Posted by Worldview Warriors On Saturday, July 9, 2016 0 comments


by Nathan Buck

A disoriented person is incredibly vulnerable. We know this. And when we feel disoriented we do everything to convince ourselves we are in control, we know where we are, and some familiar landmark must just be up ahead.

Just imagine having amnesia and not being able to remember the things that help you be aware of your identity, your location, your home, or your reason for living. You would be dependent on feelings, and the input from people around you to try and figure out who you are and what to do. But you have no memory of experiences to help you know if those feelings or the people are trustworthy. You would be in need of something to orient you in regard to space, time, culture, purpose, morality, etc.

When teenagers and young adults are discovering and exploring their own thoughts and actions, there is confusion and disorientation, because they have not had the life experience to help them filter their thoughts and actions in healthy ways. If their natural process of discovery is interrupted by unhealthy ideologies or advice, it is incredibly difficult for them to discern. When they receive advice that says, "Try everything," they may not have any experiences to help them see the dangers of that philosophy.

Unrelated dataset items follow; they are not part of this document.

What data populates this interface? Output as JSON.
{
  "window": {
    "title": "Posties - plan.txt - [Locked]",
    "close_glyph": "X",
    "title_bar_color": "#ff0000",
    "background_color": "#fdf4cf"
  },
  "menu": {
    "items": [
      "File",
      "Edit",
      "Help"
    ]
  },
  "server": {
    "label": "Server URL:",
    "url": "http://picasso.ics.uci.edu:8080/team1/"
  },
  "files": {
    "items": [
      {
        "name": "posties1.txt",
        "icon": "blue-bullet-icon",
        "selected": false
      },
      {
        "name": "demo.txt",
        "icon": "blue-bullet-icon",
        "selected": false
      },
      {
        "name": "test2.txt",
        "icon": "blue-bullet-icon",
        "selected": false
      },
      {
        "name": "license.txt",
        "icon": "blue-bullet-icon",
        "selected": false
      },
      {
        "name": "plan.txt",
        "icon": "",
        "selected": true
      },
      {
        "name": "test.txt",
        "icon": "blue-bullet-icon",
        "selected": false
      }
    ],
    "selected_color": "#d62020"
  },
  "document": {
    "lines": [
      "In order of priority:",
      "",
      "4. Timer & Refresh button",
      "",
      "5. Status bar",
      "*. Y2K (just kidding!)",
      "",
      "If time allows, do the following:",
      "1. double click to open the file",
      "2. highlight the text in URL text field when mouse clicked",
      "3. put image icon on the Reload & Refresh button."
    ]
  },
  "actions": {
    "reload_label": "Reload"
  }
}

The same is true for adults. When people forget what is good, right, or true, then there is confusion and disorientation around what is moral and what is not. We may be able to gain enough information to create a relative "normal" based on what we hear or learn, but it is insufficient. No human experience is capable of seeing from a large enough perspective to discern fully what is best in every situation.

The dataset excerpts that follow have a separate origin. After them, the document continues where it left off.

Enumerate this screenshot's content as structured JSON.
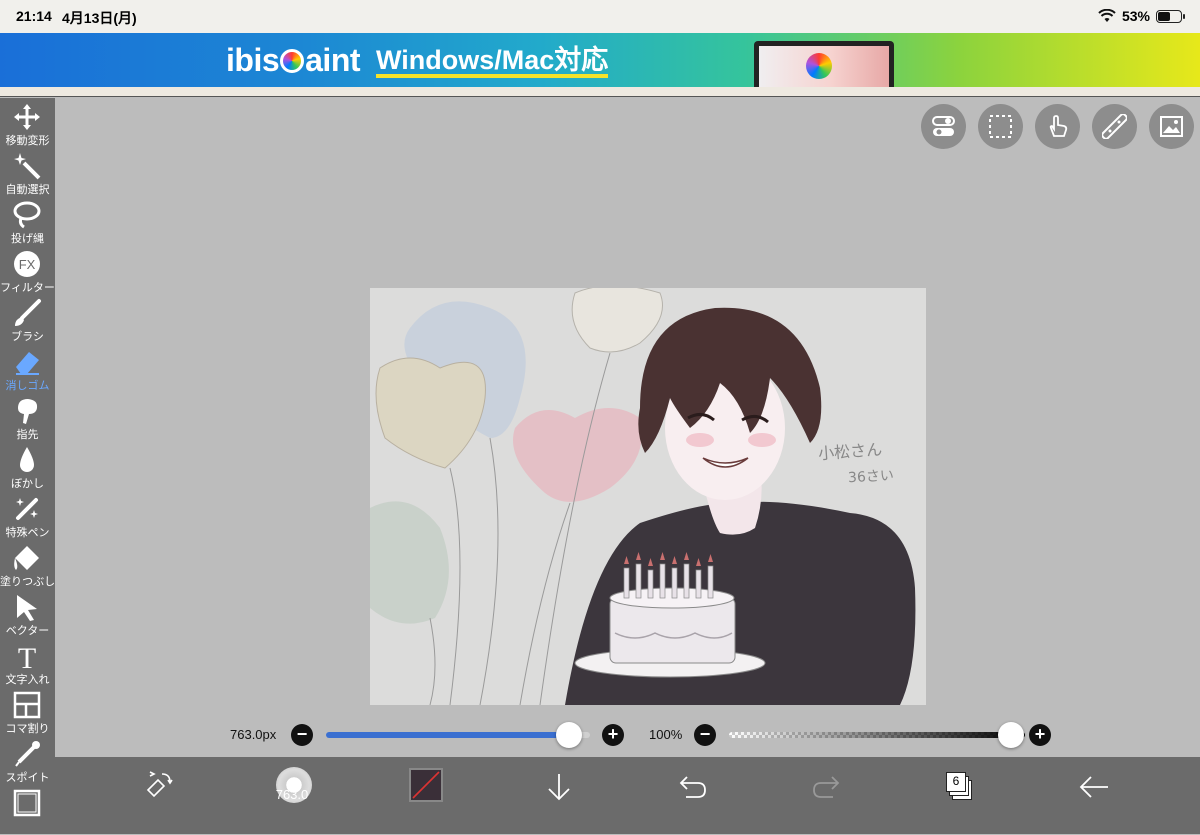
{
  "status_bar": {
    "time": "21:14",
    "date": "4月13日(月)",
    "battery": "53%",
    "battery_level": 0.53,
    "wifi_icon": "wifi-icon"
  },
  "banner": {
    "logo_text_left": "ibis",
    "logo_text_right": "aint",
    "slogan": "Windows/Mac対応"
  },
  "toolbar": {
    "items": [
      {
        "label": "移動変形",
        "icon": "move-transform-icon"
      },
      {
        "label": "自動選択",
        "icon": "magic-wand-icon"
      },
      {
        "label": "投げ縄",
        "icon": "lasso-icon"
      },
      {
        "label": "フィルター",
        "icon": "fx-icon"
      },
      {
        "label": "ブラシ",
        "icon": "brush-icon"
      },
      {
        "label": "消しゴム",
        "icon": "eraser-icon",
        "active": true
      },
      {
        "label": "指先",
        "icon": "smudge-icon"
      },
      {
        "label": "ぼかし",
        "icon": "blur-icon"
      },
      {
        "label": "特殊ペン",
        "icon": "special-pen-icon"
      },
      {
        "label": "塗りつぶし",
        "icon": "fill-bucket-icon"
      },
      {
        "label": "ベクター",
        "icon": "vector-icon"
      },
      {
        "label": "文字入れ",
        "icon": "text-icon"
      },
      {
        "label": "コマ割り",
        "icon": "frame-divider-icon"
      },
      {
        "label": "スポイト",
        "icon": "eyedropper-icon"
      }
    ],
    "fx_glyph": "FX",
    "text_glyph": "T"
  },
  "top_buttons": [
    "toggle-icon",
    "selection-icon",
    "hand-icon",
    "ruler-icon",
    "image-icon"
  ],
  "size_slider": {
    "label": "763.0px",
    "minus": "−",
    "plus": "+",
    "value": 0.91
  },
  "opacity_slider": {
    "label": "100%",
    "minus": "−",
    "plus": "+",
    "value": 1.0
  },
  "bottom_bar": {
    "brush_size": "763.0",
    "layer_count": "6",
    "icons": [
      "swap-tool-icon",
      "brush-preview-icon",
      "color-swatch-icon",
      "down-arrow-icon",
      "undo-icon",
      "redo-icon",
      "layers-icon",
      "back-arrow-icon"
    ]
  },
  "canvas": {
    "handwritten_name": "小松さん",
    "handwritten_age": "36さい",
    "colors": {
      "background": "#dcdcdb",
      "accent_blue": "#3a6fd0",
      "active_tool": "#6aa8ff"
    }
  }
}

Take a moment and read all of Proverbs 2. Notice the father giving advice to the son. Is he telling his son to look even beyond his dad's knowledge? In fact, he says that the son should discover and know God so that, "...you will understand what is right and just and fair—every good path. For wisdom will enter your heart, and knowledge will be pleasant to your soul. Discretion will protect you, and understanding will guard you. Wisdom will save you from the ways of wicked men, from men whose words are perverse, who have left the straight paths to walk in dark ways, who delight in doing wrong and rejoice in the perverseness of evil, whose paths are crooked and who are devious in their ways." (Proverbs 2:9-15)

In order to know what is best, we need to seek greater than human wisdom and knowledge, because our knowledge is transient. What we know, and what we choose to remember, slants our perspective and shades our ability to see clearly what is good. A strong emotional story can cause us to drift from a moral absolute into making exceptions, and then eventually considering what is immoral to be good. Our ability to set our own norms is limited. The limited human definitions of "normal" have an inherent danger of being short-sighted and biased toward comfort and immorality.

When we look to God's Word for His insight and His wisdom, we are able to see what is truly moral and immoral. Why? Because He sees it both from our perspective and from His eternal perspective. God has the insight and the timelessness to connect all the actions and reactions and see what is truly good, what is truly sinful, and what is truly evil. God's "normal" isn't dangerous to us, but is it dangerous to our selfishness and to our immoral desires.

So, you may be a teenager exploring the universe of your experiences to try and find some direction and orientation to your existence. You may be an adult adrift in the voices of our culture telling you all kinds of stories and studies and pseudo-science. Please recognize you are constantly having people and companies trying to sell you their version of "normal." You may even have religious people, or socially-minded religious people, giving you their version of God's norms.

But God's ways are unchanging, His perspective doesn't shift, and what He says is good and right and true, always is. How we live that out in each culture may look slightly different, but the core moral principle will not change and will not call something sinful or evil, good.

Whatever is good, or right, or true, or excellent, or praiseworthy, we are to think on these things, and God promises to be with us as we keep our thought oriented on Him (Philippians 4:8-9). We know what is good by learning God's Word. We live what is good by adjusting our lives to His norms. We keep what is good by sharing His love and truth with others.

Will you check your norms and make sure they are oriented toward God's? How are you helping disoriented people?